Massachusetts Times 12

Copyright, The New York Times Company

The Affordable Care Act was intended to expand the fraction of the United States population covered by health insurance. The law includes taxes on employers and various implicit taxes on employees that go into effect over the next two years. Economic theory suggests that such taxes will contract the labor market in an amount commensurate with the amount of the new taxes.

The federal government and other advocates of Obamacare have dismissed concerns that the coming labor market contraction would be significant, or even noticeable, by pointing to Massachusetts’s experience with its so-called Romneycare system, also designed to expand insurance coverage. Because the Massachusetts labor market did not noticeably contract relative to the rest of the nation after its system went into effect, an official of the federal Department of Health and Human Services told The Washington Examiner that the experience in Massachusetts suggested “that the health care law will improve the affordability and accessibility of health care without significantly affecting the labor market.”

Prof. David Cutler of Harvard recently addressed, on this blog, concerns about possibly adverse tax effects, saying, “Additional data from Massachusetts, where a state law was the precursor to the Affordable Care Act, suggests that the fears are overblown” and “at this point the evidence overwhelmingly suggests no need for major worry.”

This position assumes that the Massachusetts system increased marginal labor income tax rates in the state by roughly the same magnitude that the Affordable Care Act will increase them in the United States (by marginal labor income tax rate, I mean the extra taxes paid, and subsidies forgone, as the result of working, expressed as a ratio to the total compensation from working). This assumption is no longer necessary, because the methods I have used to measure marginal tax rates from the American Recovery and Reinvestment Act of 2009, unemployment insurance expansions and the Affordable Care Act can also be applied to the Massachusetts health reform law. The results are shown in the chart below.

The left bar shows that the Massachusetts law did, on average, increase marginal tax rates and thereby reduce the reward to working. But the impact was well under one percentage point, and for that reason it’s probably not surprising that, relative to other states that were not experiencing health reform, the Massachusetts labor market did not change noticeably after the law went into effect.

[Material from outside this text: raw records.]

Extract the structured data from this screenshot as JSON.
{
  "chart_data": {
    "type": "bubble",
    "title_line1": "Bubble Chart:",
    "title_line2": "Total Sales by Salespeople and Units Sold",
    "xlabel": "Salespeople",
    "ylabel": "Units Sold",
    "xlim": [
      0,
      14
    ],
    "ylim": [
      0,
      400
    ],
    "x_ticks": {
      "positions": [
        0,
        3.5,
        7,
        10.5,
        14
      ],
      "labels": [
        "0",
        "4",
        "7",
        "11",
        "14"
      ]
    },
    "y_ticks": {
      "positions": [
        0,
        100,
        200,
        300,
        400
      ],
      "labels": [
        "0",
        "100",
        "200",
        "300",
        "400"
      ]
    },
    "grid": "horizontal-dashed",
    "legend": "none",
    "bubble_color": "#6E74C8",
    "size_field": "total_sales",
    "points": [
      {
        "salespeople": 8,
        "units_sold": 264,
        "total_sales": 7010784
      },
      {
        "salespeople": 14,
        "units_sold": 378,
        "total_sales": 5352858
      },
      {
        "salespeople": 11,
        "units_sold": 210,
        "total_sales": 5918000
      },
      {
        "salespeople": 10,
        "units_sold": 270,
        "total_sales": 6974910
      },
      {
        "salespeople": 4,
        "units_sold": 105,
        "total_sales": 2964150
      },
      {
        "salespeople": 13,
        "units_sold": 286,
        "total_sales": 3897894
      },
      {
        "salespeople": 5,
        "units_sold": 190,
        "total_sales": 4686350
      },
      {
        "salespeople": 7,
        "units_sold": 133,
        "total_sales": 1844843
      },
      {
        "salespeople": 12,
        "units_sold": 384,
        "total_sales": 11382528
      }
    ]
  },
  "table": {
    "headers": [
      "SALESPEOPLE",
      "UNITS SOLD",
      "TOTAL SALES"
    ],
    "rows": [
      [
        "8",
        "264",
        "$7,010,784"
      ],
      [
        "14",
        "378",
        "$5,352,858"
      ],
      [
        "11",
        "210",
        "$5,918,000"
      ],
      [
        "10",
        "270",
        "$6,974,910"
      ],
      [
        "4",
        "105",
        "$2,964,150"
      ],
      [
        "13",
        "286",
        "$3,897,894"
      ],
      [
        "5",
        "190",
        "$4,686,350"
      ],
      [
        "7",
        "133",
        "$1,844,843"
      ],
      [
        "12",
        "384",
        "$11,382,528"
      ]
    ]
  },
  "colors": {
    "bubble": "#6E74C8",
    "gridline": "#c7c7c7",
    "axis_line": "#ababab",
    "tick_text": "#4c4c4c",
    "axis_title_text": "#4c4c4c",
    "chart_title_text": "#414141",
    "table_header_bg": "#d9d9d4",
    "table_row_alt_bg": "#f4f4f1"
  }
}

The right bar shows the impact of the Affordable Care Act on nationwide marginal tax rates: it increases national rates about 12 times as much as the Massachusetts law increased rates. Earlier this year I explained why the Massachusetts law was so different from a tax perspective: among other things, its employer penalty is an order of magnitude less, the state’s population is not the same as the national population, and Massachusetts had already been helping unemployed people with health insurance.

It follows that the effect of the Affordable Care Act on employment and work hours would be roughly 12 times as great as the effect of the Massachusetts law. That doesn’t by itself tell us the exact impact of the national law because we don’t have a precise estimate of the impact in Massachusetts, except that it was small. For example, if the Massachusetts law reduced employment by 0.1 percent, the Affordable Care Act’s effect would be roughly 1.2 percent; not small. If the Massachusetts law’s effect were 0.25 percent (still small), the Affordable Care Act’s effect would be 3 percent: again, not small. The bottom line was that it was wrong to expect the two laws to have had the same effects.

Call me gloomy, but I’m one economist who thinks that adding, on average, five percentage points to marginal tax rates will noticeably depress the labor market, while adding a few tenths of a point in Massachusetts did not.